In next lectures we will embark on addressing these challenges and eventually arrive at solutions that give 90% accuracies, allow us to completely discard the training set once learning is complete, and they will allow us to evaluate a test image in less than a millisecond.

### Summary: Applying kNN in practice

If you wish to apply kNN in practice (hopefully not on images, or perhaps as only a baseline) proceed as follows:

Preprocess your data: Normalize the features in your data (e.g. one pixel in images) to have zero mean and unit variance. We will cover this in more detail in later sections, and chose not to cover data normalization in this section because pixels in images are usually homogeneous and do not exhibit widely different distributions, alleviating the need for data normalization.

If your data is very high-dimensional, consider using a dimensionality reduction technique such as PCA (wiki ref, CS229ref, blog ref) or even Random Projections.
Split your training data randomly into train/val splits. As a rule of thumb, between 70-90% of your data usually goes to the train split. This setting depends on how many hyperparameters you have and how much of an influence you expect them to have. If there are many hyperparameters to estimate, you should err on the side of having larger validation set to estimate them effectively. If you are concerned about the size of your validation data, it is best to split the training data into folds and perform cross-validation. If you can afford the computational budget it is always safer to go with cross-validation (the more folds the better, but more expensive).
Train and evaluate the kNN classifier on the validation data (for all folds, if doing cross-validation) for many choices of k (e.g. the more the better) and across different distance types (L1 and L2 are good candidates)
If your kNN classifier is running too long, consider using an Approximate Nearest Neighbor library (e.g. FLANN) to accelerate the retrieval (at cost of some accuracy).

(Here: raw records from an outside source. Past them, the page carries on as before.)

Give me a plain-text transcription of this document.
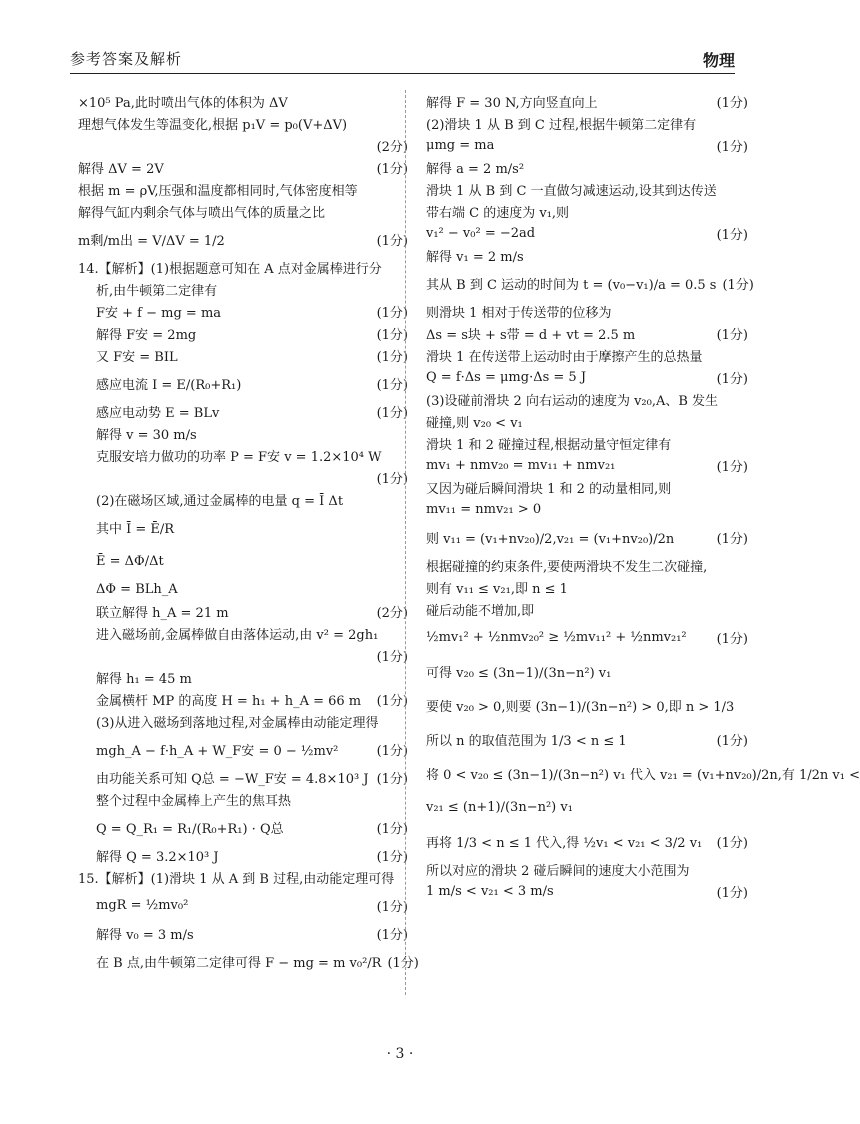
参考答案及解析	物理
×10⁵ Pa,此时喷出气体的体积为 ΔV
理想气体发生等温变化,根据 p₁V = p₀(V+ΔV)
(2分)
解得 ΔV = 2V	(1分)
根据 m = ρV,压强和温度都相同时,气体密度相等
解得气缸内剩余气体与喷出气体的质量之比
m剩/m出 = V/ΔV = 1/2	(1分)
14.【解析】(1)根据题意可知在 A 点对金属棒进行分
析,由牛顿第二定律有
F安 + f − mg = ma	(1分)
解得 F安 = 2mg	(1分)
又 F安 = BIL	(1分)
感应电流 I = E/(R₀+R₁)	(1分)
感应电动势 E = BLv	(1分)
解得 v = 30 m/s
克服安培力做功的功率 P = F安 v = 1.2×10⁴ W
(1分)
(2)在磁场区域,通过金属棒的电量 q = Ī Δt
其中 Ī = Ē/R
Ē = ΔΦ/Δt
ΔΦ = BLh_A
联立解得 h_A = 21 m	(2分)
进入磁场前,金属棒做自由落体运动,由 v² = 2gh₁
(1分)
解得 h₁ = 45 m
金属横杆 MP 的高度 H = h₁ + h_A = 66 m	(1分)
(3)从进入磁场到落地过程,对金属棒由动能定理得
mgh_A − f·h_A + W_F安 = 0 − ½mv²	(1分)
由功能关系可知 Q总 = −W_F安 = 4.8×10³ J (1分)
整个过程中金属棒上产生的焦耳热
Q = Q_R₁ = R₁/(R₀+R₁) · Q总	(1分)
解得 Q = 3.2×10³ J	(1分)
15.【解析】(1)滑块 1 从 A 到 B 过程,由动能定理可得
mgR = ½mv₀²	(1分)
解得 v₀ = 3 m/s	(1分)
在 B 点,由牛顿第二定律可得 F − mg = m v₀²/R (1分)
解得 F = 30 N,方向竖直向上	(1分)
(2)滑块 1 从 B 到 C 过程,根据牛顿第二定律有
μmg = ma	(1分)
解得 a = 2 m/s²
滑块 1 从 B 到 C 一直做匀减速运动,设其到达传送
带右端 C 的速度为 v₁,则
v₁² − v₀² = −2ad	(1分)
解得 v₁ = 2 m/s
其从 B 到 C 运动的时间为 t = (v₀−v₁)/a = 0.5 s (1分)
则滑块 1 相对于传送带的位移为
Δs = s块 + s带 = d + vt = 2.5 m	(1分)
滑块 1 在传送带上运动时由于摩擦产生的总热量
Q = f·Δs = μmg·Δs = 5 J	(1分)
(3)设碰前滑块 2 向右运动的速度为 v₂₀,A、B 发生
碰撞,则 v₂₀ < v₁
滑块 1 和 2 碰撞过程,根据动量守恒定律有
mv₁ + nmv₂₀ = mv₁₁ + nmv₂₁	(1分)
又因为碰后瞬间滑块 1 和 2 的动量相同,则
mv₁₁ = nmv₂₁ > 0
则 v₁₁ = (v₁+nv₂₀)/2,v₂₁ = (v₁+nv₂₀)/2n	(1分)
根据碰撞的约束条件,要使两滑块不发生二次碰撞,
则有 v₁₁ ≤ v₂₁,即 n ≤ 1
碰后动能不增加,即
½mv₁² + ½nmv₂₀² ≥ ½mv₁₁² + ½nmv₂₁²	(1分)
可得 v₂₀ ≤ (3n−1)/(3n−n²) v₁
要使 v₂₀ > 0,则要 (3n−1)/(3n−n²) > 0,即 n > 1/3
所以 n 的取值范围为 1/3 < n ≤ 1	(1分)
将 0 < v₂₀ ≤ (3n−1)/(3n−n²) v₁ 代入 v₂₁ = (v₁+nv₂₀)/2n,有 1/2n v₁ <
v₂₁ ≤ (n+1)/(3n−n²) v₁
再将 1/3 < n ≤ 1 代入,得 ½v₁ < v₂₁ < 3/2 v₁	(1分)
所以对应的滑块 2 碰后瞬间的速度大小范围为
1 m/s < v₂₁ < 3 m/s	(1分)
· 3 ·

Take note of the hyperparameters that gave the best results. There is a question of whether you should use the full training set with the best hyperparameters, since the optimal hyperparameters might change if you were to fold the validation data into your training set (since the size of the data would be larger). In practice it is cleaner to not use the validation data in the final classifier and consider it to be burned on estimating the hyperparameters. Evaluate the best model on the test set. Report the test set accuracy and declare the result to be the performance of the kNN classifier on your data.

Here are some (optional) links you may find interesting for further reading:

A Few Useful Things to Know about Machine Learning, where especially section 6 is related but the whole paper is a warmly recommended reading.
Recognizing and Learning Object Categories, a short course of object categorization at ICCV 2005.

## CNN

1. 局部感受野, 注意步长, 滤波器大小, zero padding大小.
2. 共享权重, 减少参数数目. 在整个图像上学习一个特征, 因为图像的翻译不变形结构.
3. 混合, 进一步减少参数数目.

CNN由一个序列的层构成, 最常见的包括卷积层, 混合层, 全连接层, relu. 每一个层的输出是一个三维的结构, 输出也是一个三维结构, 中间使用的是一些可微的函数. 有的层可以没有参数, 如RELU, 混合, 有的层没有超参数. 超参数是用来自己设置的, 比如高斯核函数的超参数, 训练速率. 卷积层相当于学习一个滤波器, 当遇到图像的某个特征的时候将会激活, 比如某个方向上的角. 然后一个卷积层一般有很多卷积核, 就可以学习很多个图像的特征. 感受野的大小就是超参数, 感受野是局部的, 但是对于深度是全部的.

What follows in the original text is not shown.